Category: Seminar Series – Visiting Speaker

Network Seminar Series | VISITING SPEAKER, Summer Term

Exploring the Lethal Arsenal of Killer Yeasts for Biotechnology & Beyond

On Thursday 14 May, the network welcomed Paul Rowley, Associate Professor in the Department of Biological Sciences at University of Idaho, as keynote speaker at the Flowers Building on the South Kensington Campus. Paul’s research explores the hidden viral world inside yeasts and how these discoveries could open new directions in biotechnology and antifungal research.

When most people think about yeast, they think of baking and brewing. Baker’s yeast Saccharomyces cerevisiae has shaped industries for centuries, from bread and beer to the production of bioethanol. Yeasts have also become indispensable model organisms in basic science.

What is far less widely known, however, is that yeast themselves can become infected by RNA viruses that live parasitically within their cytosol. Some of these viruses carry small satellite RNAs that encode toxins, historically called yeast killer toxins, which are capable of killing competing yeast strains.

Rowley’s research focuses on understanding the prevalence and diversity of these viral systems across yeast species, as well as exploring how their toxins might be harnessed for biotechnology and medicine.
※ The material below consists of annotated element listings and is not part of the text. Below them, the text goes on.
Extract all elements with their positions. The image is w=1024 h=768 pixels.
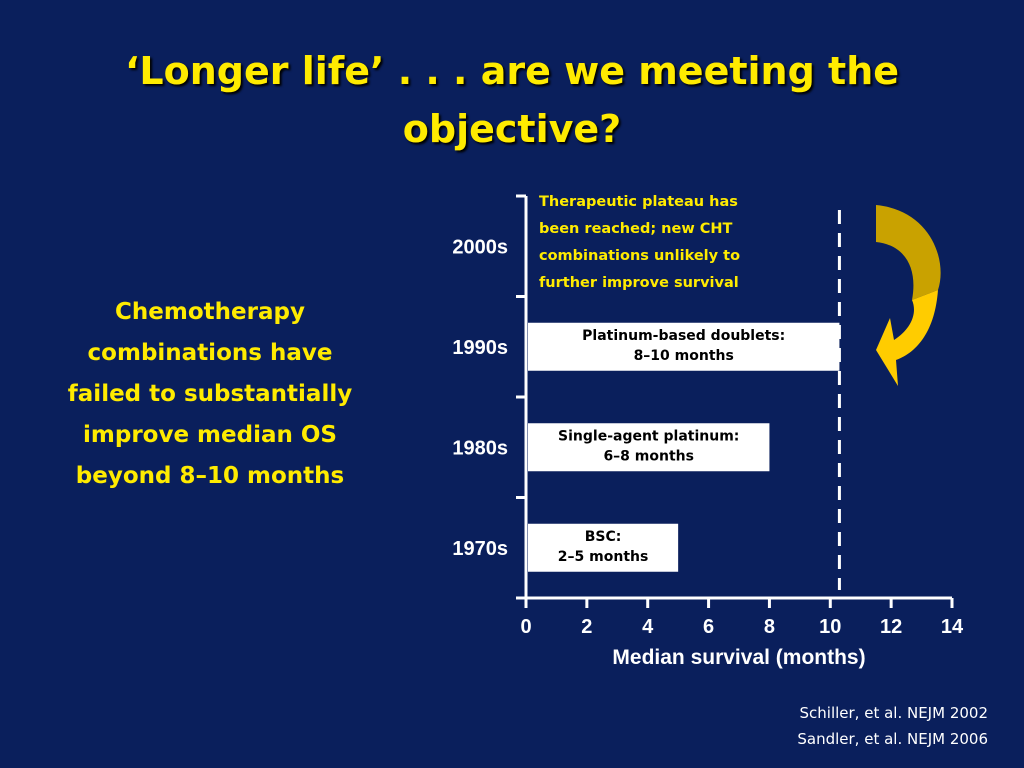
reference-line: Sandler, et al. NEJM 2006: [797, 730, 988, 748]
bar: [528, 423, 770, 472]
x-tick-label: 0: [520, 616, 531, 638]
curved-arrow-icon: [876, 290, 938, 386]
annotation-line: further improve survival: [539, 275, 739, 291]
key-message-line: Chemotherapy: [115, 299, 305, 325]
bar-label: 6–8 months: [603, 448, 694, 464]
y-tick-label: 1970s: [452, 538, 508, 560]
x-tick-label: 10: [819, 616, 841, 638]
x-tick-label: 2: [581, 616, 592, 638]
references: Schiller, et al. NEJM 2002 Sandler, et a…: [688, 700, 988, 752]
y-tick-label: 2000s: [452, 236, 508, 258]
key-message-line: failed to substantially: [67, 381, 353, 407]
annotation-line: been reached; new CHT: [539, 221, 733, 237]
key-message-line: beyond 8–10 months: [75, 463, 345, 489]
slide-title: ‘Longer life’ . . . are we meeting the o…: [80, 42, 944, 158]
bar-label: 2–5 months: [558, 549, 649, 565]
title-line-2: objective?: [402, 107, 622, 151]
bar-label: Single-agent platinum:: [558, 428, 739, 444]
bar-label: Platinum-based doublets:: [582, 328, 785, 344]
bar-label: 8–10 months: [634, 348, 734, 364]
x-axis-label: Median survival (months): [612, 646, 865, 669]
x-tick-label: 4: [642, 616, 654, 638]
key-message: Chemotherapy combinations have failed to…: [40, 292, 380, 497]
reference-line: Schiller, et al. NEJM 2002: [799, 704, 989, 722]
bar: [528, 322, 840, 371]
y-tick-label: 1980s: [452, 437, 508, 459]
y-tick-label: 1990s: [452, 337, 508, 359]
key-message-line: improve median OS: [83, 422, 337, 448]
key-message-line: combinations have: [87, 340, 333, 366]
annotation-line: Therapeutic plateau has: [539, 194, 738, 210]
x-tick-label: 14: [941, 616, 964, 638]
annotation-line: combinations unlikely to: [539, 248, 740, 264]
x-tick-label: 12: [880, 616, 902, 638]
title-line-1: ‘Longer life’ . . . are we meeting the: [124, 49, 900, 93]
bar: [528, 523, 679, 572]
bar-label: BSC:: [585, 529, 622, 545]
x-tick-label: 8: [764, 616, 775, 638]
curved-arrow-back: [876, 205, 941, 300]
x-tick-label: 6: [703, 616, 714, 638]
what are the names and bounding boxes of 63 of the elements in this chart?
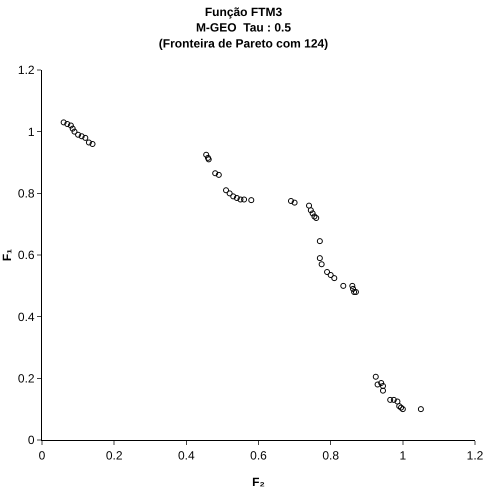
point [328,272,334,278]
point [68,122,74,128]
x-tick-label: 1 [399,448,406,462]
point [78,133,85,140]
point [223,187,230,194]
point [90,141,96,147]
point [316,238,323,244]
point [418,406,424,412]
point [237,196,244,202]
y-tick-label: 0.2 [18,372,35,386]
y-tick-label: 0.8 [18,186,35,201]
point [203,152,210,158]
point [310,210,316,216]
point [82,134,88,141]
point [75,132,82,138]
point [288,198,294,204]
y-tick-label: 1.2 [18,63,35,78]
point [378,380,384,386]
point [331,275,338,282]
point [292,200,298,206]
point [374,382,381,388]
point [216,172,222,178]
point [390,396,397,403]
point [230,193,236,200]
point [372,374,379,380]
y-tick-label: 1 [28,124,35,139]
y-axis-title: F₁ [0,248,14,262]
point [212,170,218,176]
x-tick-label: 0.2 [106,448,123,462]
point [241,196,248,202]
point [324,268,330,275]
point [60,119,67,126]
point [308,207,314,214]
point [70,126,76,132]
point [306,202,312,209]
point [380,383,386,390]
x-tick-label: 0 [38,448,46,462]
y-tick-label: 0.6 [18,248,35,262]
x-tick-label: 0.8 [322,448,340,462]
point [387,396,394,403]
point [234,194,240,201]
point [350,286,356,292]
point [313,215,320,221]
x-tick-label: 1.2 [466,448,484,462]
chart-title: Função FTM3 M-GEO Tau : 0.5 (Fronteira de Pareto com 124) [158,5,328,50]
x-tick-label: 0.4 [178,448,195,462]
point [64,120,70,127]
point [71,128,78,135]
point [349,282,356,289]
point [226,190,233,196]
point [248,197,254,204]
point [318,261,325,268]
point [340,282,346,289]
point [316,255,323,262]
y-tick-label: 0 [28,433,35,448]
x-axis-title: F₂ [252,475,265,489]
point [394,398,400,404]
point [311,213,318,220]
point [396,403,402,410]
point [380,388,386,394]
x-tick-label: 0.6 [250,448,268,462]
point [86,139,92,146]
y-tick-label: 0.4 [18,310,35,324]
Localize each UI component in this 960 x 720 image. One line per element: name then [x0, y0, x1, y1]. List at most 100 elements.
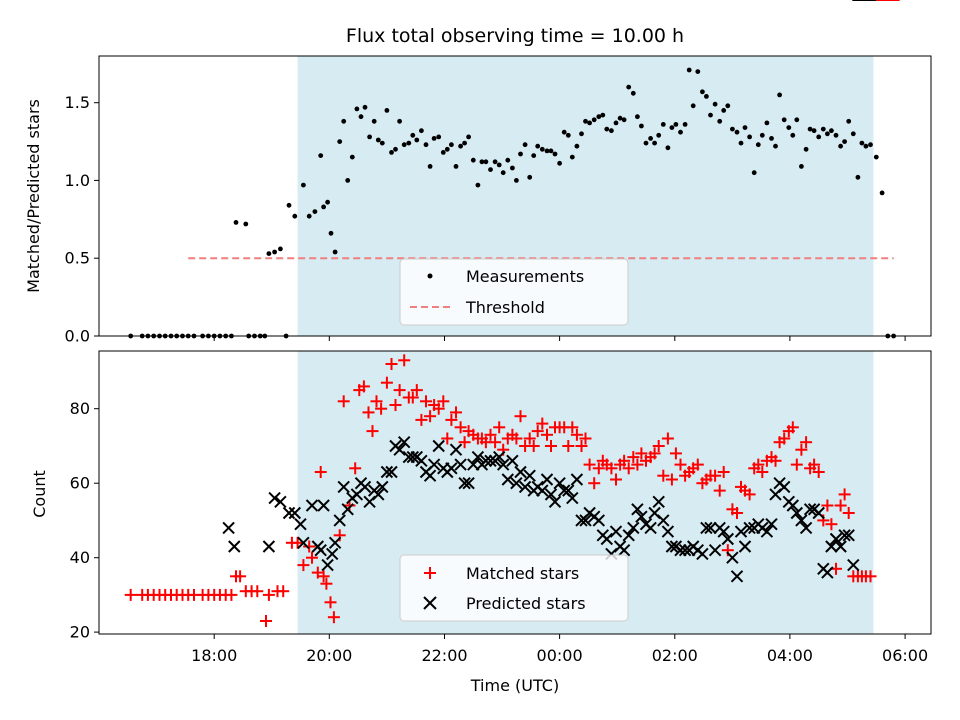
top-axes-frame: [98, 55, 932, 337]
predicted-star-point: [523, 469, 536, 482]
predicted-star-point: [838, 529, 851, 542]
predicted-star-point: [627, 521, 640, 535]
predicted-star-point: [834, 540, 847, 553]
predicted-star-point: [294, 517, 307, 531]
bottom-x-tick-label: 02:00: [652, 646, 698, 665]
measurement-point: [799, 164, 804, 169]
measurement-point: [548, 148, 554, 154]
legend-predicted-label: Predicted stars: [466, 594, 586, 613]
matched-star-point: [291, 536, 304, 549]
measurement-point: [738, 140, 744, 146]
measurement-point: [660, 122, 666, 127]
measurement-point: [272, 249, 277, 255]
measurement-point: [332, 249, 338, 255]
predicted-star-point: [743, 521, 756, 535]
predicted-star-point: [449, 443, 463, 456]
measurement-point: [678, 129, 683, 135]
legend-measurements-marker: [427, 273, 433, 279]
predicted-star-point: [704, 521, 717, 535]
measurement-point: [682, 122, 688, 127]
measurement-point: [833, 132, 839, 138]
measurement-point: [721, 108, 727, 113]
matched-star-point: [493, 421, 506, 434]
matched-star-point: [790, 458, 803, 471]
top-x-ticks: [213, 336, 906, 341]
predicted-star-point: [393, 443, 406, 456]
measurement-point: [466, 134, 471, 140]
legend-predicted-marker: [423, 596, 437, 610]
predicted-star-point: [510, 476, 523, 490]
matched-star-point: [441, 432, 454, 445]
measurement-point: [587, 120, 592, 126]
predicted-star-point: [518, 480, 532, 494]
measurement-point: [233, 220, 239, 225]
measurement-point: [419, 128, 424, 134]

One particularly exciting avenue is the potential use of these toxins against fungal pathogens such as Nakaseomyces glabratus, an emerging opportunistic pathogen that poses increasing challenges in clinical settings.

While the development of new antifungal therapeutics remains a long-term research and development effort, Rowley highlighted a more immediate industrial application: using killer yeast toxins to combat spoilage yeasts in brewing. Diastatic yeasts, notorious for contaminating beer production and altering flavour profiles, could potentially be controlled using these naturally evolved biological weapons. Encouragingly, several breweries have already expressed interest in testing the approach.

The talk also showcased the discovery of a new toxin identified by the Rowley lab. Structural predictions suggest that it resembles bacterial aerolysin toxins, pore-forming toxins associated with severe disease in animals, including haemorrhagic infections. The group is now investigating the mechanism of action of this yeast aerolysin-like toxin, its prevalence across yeast species, and whether it interacts with human cells. These studies may ultimately reveal whether the toxin could become a novel antifungal strategy or represent a previously unrecognised biological risk factor.

Network Seminar Series | VISITING SPEAKER, Spring Term

 

Yen-Ping Hsueh (Max Planck Institute for Biology Tübingen, Germany)
‘Predatory Fungal–Nematode Interactions Across Scales’

The Network welcomed Yen-Ping Hsueh (Max Planck Institute for Biology Tübingen) as Keynote Speaker on Thursday 26 March at the Flowers Building, South Kensington Campus.

Yen-Ping presented (together with superb visuals) Predatory Fungal–Nematode Interactions Across Scales.  Imagine a microscopic world where fungi set traps, lure prey with chemical bait, and even poison worms through their nerve endings.  It sounds like science fiction, but it’s happening in soil, everywhere in the world.  Yen-Ping Hsueh presented how her lab is unravelling the predatory playbook of carnivorous fungi using two fascinating model systems.  The first, Arthrobotrys oligospora, is a nematode-trapping fungus that eavesdrops on its prey’s chemical signals to spring sticky, lasso-like traps.  This fungus deploys a specialised arsenal of proteins for efficient capture, and even producing a chemical compound called (MMB) that lures the model nematode C. elegans to its doom.  The second, the oyster mushroom Pleurotus ostreatus, takes an even more sinister approach: it attacks from the nematode’s sensory cilia and triggers rapid neuronal cell death.  This strategy is aided by tiny lollipop-shaped structures on the hyphae called toxocysts, which are loaded with the volatile compound 3-octanone.  Together, these systems reveal that fungi have evolved strikingly diverse and sophisticated strategies to hunt their preys.